Mata yang selama ini Izy pikir mati, pernah menyala sekali saat Izy bilang kalau Ian akan mengalahkannya di lapangan. Kali ini pun Izy menangkap seberkas cahaya di bola mata Galen. Tidak berkobar seperti tempo hari. Melainkan redup dan sedikit sendu. Izy punya firasat, cahaya itulah yang mati-matian Galen jaga hingga hari ini.

"Kalau gue lepas..." Galen tiba-tiba berucap. Suaranya dalam. Izy tak tahu dia bisa bersuara sedalam itu. "Lo bakal jatuh lagi nggak?"

Izy tersentak dan langsung melompat mundur. Bagaimana bisa ia membiarkan dirinya terlena di dekapan Galen? Memang sih tubuh laki-laki itu begitu hangat, mencolok dengan udara Puncak yang semakin dingin. Pikiran liar Izy bahkan hampir menggerakkan tangannya memeluk pinggang Galen.

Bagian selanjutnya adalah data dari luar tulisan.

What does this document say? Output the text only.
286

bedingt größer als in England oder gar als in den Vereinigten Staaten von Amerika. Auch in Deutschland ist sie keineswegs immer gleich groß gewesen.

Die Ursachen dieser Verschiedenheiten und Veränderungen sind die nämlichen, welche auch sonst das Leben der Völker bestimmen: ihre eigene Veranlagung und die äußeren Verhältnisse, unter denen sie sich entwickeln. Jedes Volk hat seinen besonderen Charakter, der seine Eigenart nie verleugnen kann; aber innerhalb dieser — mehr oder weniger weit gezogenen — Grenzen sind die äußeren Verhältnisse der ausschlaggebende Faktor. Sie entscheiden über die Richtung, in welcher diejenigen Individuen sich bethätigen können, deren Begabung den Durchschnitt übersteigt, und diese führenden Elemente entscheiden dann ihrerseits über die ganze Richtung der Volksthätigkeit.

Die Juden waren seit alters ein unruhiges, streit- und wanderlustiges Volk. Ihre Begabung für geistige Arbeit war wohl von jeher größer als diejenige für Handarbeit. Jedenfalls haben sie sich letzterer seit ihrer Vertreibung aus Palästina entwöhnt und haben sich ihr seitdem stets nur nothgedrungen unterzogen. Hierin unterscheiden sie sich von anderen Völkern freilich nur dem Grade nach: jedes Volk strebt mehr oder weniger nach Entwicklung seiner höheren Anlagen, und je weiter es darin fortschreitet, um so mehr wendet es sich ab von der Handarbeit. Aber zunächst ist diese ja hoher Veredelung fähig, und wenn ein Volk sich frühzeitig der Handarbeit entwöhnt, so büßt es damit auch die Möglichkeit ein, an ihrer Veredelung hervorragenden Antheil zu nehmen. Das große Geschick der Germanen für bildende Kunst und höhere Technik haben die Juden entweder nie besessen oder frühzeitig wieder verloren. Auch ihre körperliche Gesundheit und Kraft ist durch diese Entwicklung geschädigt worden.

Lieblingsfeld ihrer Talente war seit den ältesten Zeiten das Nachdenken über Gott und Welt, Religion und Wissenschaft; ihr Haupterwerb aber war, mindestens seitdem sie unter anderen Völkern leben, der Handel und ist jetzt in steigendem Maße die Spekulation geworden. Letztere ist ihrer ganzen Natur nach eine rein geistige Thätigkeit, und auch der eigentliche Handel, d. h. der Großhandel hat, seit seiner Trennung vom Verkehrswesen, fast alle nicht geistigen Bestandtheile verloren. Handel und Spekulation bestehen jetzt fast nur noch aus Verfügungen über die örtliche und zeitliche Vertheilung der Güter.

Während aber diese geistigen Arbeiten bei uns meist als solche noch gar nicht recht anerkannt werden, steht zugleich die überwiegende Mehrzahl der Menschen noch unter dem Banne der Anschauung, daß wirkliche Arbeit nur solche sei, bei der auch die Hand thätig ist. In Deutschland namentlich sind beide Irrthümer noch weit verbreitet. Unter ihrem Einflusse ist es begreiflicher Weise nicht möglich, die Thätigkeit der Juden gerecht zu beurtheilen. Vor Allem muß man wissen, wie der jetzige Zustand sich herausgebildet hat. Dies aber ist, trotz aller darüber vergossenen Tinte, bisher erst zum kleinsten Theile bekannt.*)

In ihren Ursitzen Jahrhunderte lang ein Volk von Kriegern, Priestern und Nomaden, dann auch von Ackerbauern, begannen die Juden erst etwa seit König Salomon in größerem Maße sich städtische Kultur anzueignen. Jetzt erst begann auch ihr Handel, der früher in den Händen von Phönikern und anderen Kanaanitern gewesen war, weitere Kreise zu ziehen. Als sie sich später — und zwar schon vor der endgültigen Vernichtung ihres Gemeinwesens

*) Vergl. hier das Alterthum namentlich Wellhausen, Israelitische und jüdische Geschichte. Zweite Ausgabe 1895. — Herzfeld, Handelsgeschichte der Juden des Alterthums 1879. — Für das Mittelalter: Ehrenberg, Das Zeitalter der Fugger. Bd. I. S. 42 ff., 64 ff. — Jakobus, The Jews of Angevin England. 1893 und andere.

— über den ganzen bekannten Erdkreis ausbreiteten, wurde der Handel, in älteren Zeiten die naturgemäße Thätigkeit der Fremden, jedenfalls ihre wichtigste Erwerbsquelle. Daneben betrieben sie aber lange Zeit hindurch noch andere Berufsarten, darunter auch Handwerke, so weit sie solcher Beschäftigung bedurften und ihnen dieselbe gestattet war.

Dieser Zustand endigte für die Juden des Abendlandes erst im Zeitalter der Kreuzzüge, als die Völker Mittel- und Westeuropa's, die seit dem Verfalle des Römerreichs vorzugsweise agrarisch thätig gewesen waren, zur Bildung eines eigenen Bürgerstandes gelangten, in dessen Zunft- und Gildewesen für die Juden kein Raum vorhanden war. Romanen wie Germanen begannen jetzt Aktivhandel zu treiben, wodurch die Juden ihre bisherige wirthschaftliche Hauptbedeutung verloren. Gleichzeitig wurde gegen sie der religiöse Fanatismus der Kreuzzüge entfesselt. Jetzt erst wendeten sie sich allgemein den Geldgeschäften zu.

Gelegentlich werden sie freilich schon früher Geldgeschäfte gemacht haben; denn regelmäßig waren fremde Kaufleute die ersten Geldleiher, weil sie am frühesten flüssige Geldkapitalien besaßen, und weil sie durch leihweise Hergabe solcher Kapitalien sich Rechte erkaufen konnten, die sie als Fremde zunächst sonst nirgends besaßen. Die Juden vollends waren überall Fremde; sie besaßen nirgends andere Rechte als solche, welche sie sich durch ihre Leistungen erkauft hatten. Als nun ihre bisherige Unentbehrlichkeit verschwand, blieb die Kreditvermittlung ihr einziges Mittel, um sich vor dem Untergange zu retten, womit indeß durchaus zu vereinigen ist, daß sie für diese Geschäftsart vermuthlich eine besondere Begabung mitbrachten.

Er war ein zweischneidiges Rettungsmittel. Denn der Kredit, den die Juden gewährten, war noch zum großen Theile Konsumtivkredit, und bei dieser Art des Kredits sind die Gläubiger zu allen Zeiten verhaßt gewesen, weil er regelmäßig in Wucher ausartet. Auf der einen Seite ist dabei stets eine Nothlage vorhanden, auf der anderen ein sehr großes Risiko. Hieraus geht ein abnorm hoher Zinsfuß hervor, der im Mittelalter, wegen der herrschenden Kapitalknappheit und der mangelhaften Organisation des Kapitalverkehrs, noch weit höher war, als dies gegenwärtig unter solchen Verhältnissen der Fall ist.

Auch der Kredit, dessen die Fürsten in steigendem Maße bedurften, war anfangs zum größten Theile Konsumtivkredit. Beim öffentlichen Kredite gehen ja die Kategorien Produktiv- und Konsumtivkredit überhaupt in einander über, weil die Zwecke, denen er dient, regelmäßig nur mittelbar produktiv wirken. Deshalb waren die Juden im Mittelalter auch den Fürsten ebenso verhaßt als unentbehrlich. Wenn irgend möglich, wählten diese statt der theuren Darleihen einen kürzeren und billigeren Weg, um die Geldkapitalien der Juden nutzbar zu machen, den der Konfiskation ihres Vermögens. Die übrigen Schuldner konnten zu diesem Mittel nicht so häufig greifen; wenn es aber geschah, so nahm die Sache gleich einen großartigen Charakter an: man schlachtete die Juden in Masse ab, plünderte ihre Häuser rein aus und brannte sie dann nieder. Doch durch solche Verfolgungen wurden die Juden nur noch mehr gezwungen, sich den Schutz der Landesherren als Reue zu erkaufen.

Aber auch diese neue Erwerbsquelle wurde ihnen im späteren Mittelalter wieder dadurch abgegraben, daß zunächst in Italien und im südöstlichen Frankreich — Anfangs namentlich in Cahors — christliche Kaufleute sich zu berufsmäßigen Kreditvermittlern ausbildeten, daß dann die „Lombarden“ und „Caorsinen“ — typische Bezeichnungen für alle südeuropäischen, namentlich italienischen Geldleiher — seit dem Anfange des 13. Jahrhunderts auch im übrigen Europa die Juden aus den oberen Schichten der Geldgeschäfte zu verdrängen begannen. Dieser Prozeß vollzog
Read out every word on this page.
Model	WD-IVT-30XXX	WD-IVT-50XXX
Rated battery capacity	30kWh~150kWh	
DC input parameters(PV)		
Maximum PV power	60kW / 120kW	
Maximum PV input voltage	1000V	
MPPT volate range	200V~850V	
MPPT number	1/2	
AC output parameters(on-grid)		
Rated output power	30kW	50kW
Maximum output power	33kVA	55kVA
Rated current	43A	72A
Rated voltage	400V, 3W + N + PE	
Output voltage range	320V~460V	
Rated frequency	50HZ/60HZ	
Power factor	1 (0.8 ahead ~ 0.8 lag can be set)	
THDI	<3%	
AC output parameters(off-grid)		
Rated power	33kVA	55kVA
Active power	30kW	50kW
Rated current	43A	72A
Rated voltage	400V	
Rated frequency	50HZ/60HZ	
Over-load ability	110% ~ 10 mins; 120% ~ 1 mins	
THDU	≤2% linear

Sadar, Izy! Sadar! Ada Ian di sekolah!

"Lo nggak liat gue nangis kan barusan?"

"Liat," sahut Galen kembali pendek dan datar seperti biasa.

"Jangan bilang ke anak-anak kalau gue tadi nangis ya."

Galen bergeming pada ancaman Izy. "Buat apa gue bilang ke mereka?"

"Ngeledekin gue mungkin?" Temperamen Izy mulai naik. Selalu begini kalau sama cowok ini.

"Trus buat apa?"

Izy terdiam. Benar juga. Apa faedahnya Galen menjatuhkan image Izy di hadapan semua orang? Izy sudah menjatuhkannya berkeping-keping lewat cerita hairdryer-nya yang konyol.

"Gue takut nyasar."

"Gue tau."

"Tau dari mana?" Izy membelalak.

"Barusan lo nangis."

"Oh iya."

Izy tiba-tiba mengetuk kepalanya dua kali. Menyaksikan hal itu, Galen bertanya lagi, "Kepala lo kebentur?"

Inikah wajah cemas Galen? Izy bertanya-tanya. Kenapa tidak ada bedanya dengan muka cowok itu biasanya?

"Kagak. Pusing aja ngomong sama lo," sahut Izy ketus.

Izy menoleh ke sekeliling mereka. Sejauh mata memandang, hanya ada hamparan kebun teh. Hal itu yang membuat Izy panik sampai menangis barusan.

"Kenapa lo di sini?" Izy memastikan. Jangan sampai Galen juga ternyata tersesat.

"Tadi gue diajak Renata. Ini perkebunan tehnya Altra."

"Ah, kencan toh. Romantis bener," cibir Izy. "Trus Renatanya mana?" Izy celingukan mencari sosoknya sebelum dikutuk jadi batu.

"Balik ke villa duluan. Ada IG Live. Lo sendiri kenapa bisa di sini?"

"Kelinci."

"Kelinci?"

"Pas di pasar malam gue liat ada orang bawa kelinci dari arah sini. Ada jalan kecil di belakang komedi putar. Trus gue liat lampu-lampu cantik, gue ikutin. Tiba-tiba gue udah di sini." Izy celingukan. "Tapi mana lampu-lampunya ya? Tadi beneran ada, bagus banget!" Izy mencoba meyakinkan Galen seakan-akan takut Galen menganggap ceritanya bohong.

"Di sini sempet mati lampu."

"Oh, pantesan."

"Cari kelinci buat Reo?"

Izy membelalak. "Kok tau?"

Alih-alih menjawab, Galen mengedik ke arah atas. "Yang jaga kebun ini punya peternakan kelinci."

Mood Izy langsung berubah seratus delapan puluh derajat mendengar kabar gembira itu. Tanpa pikir panjang, Izy pun mengikuti ke mana Galen melangkah. Sesekali Galen menoleh ke belakang untuk mengecek Izy tidak menggelinding lagi.

Izy tidak tahu ada yang Galen sembunyikan darinya. Sesuatu yang mungkin bisa membuat Izy ketakutan.

Tidak pernah ada lampu-lampu kecil di kebun itu seperti cerita Izy.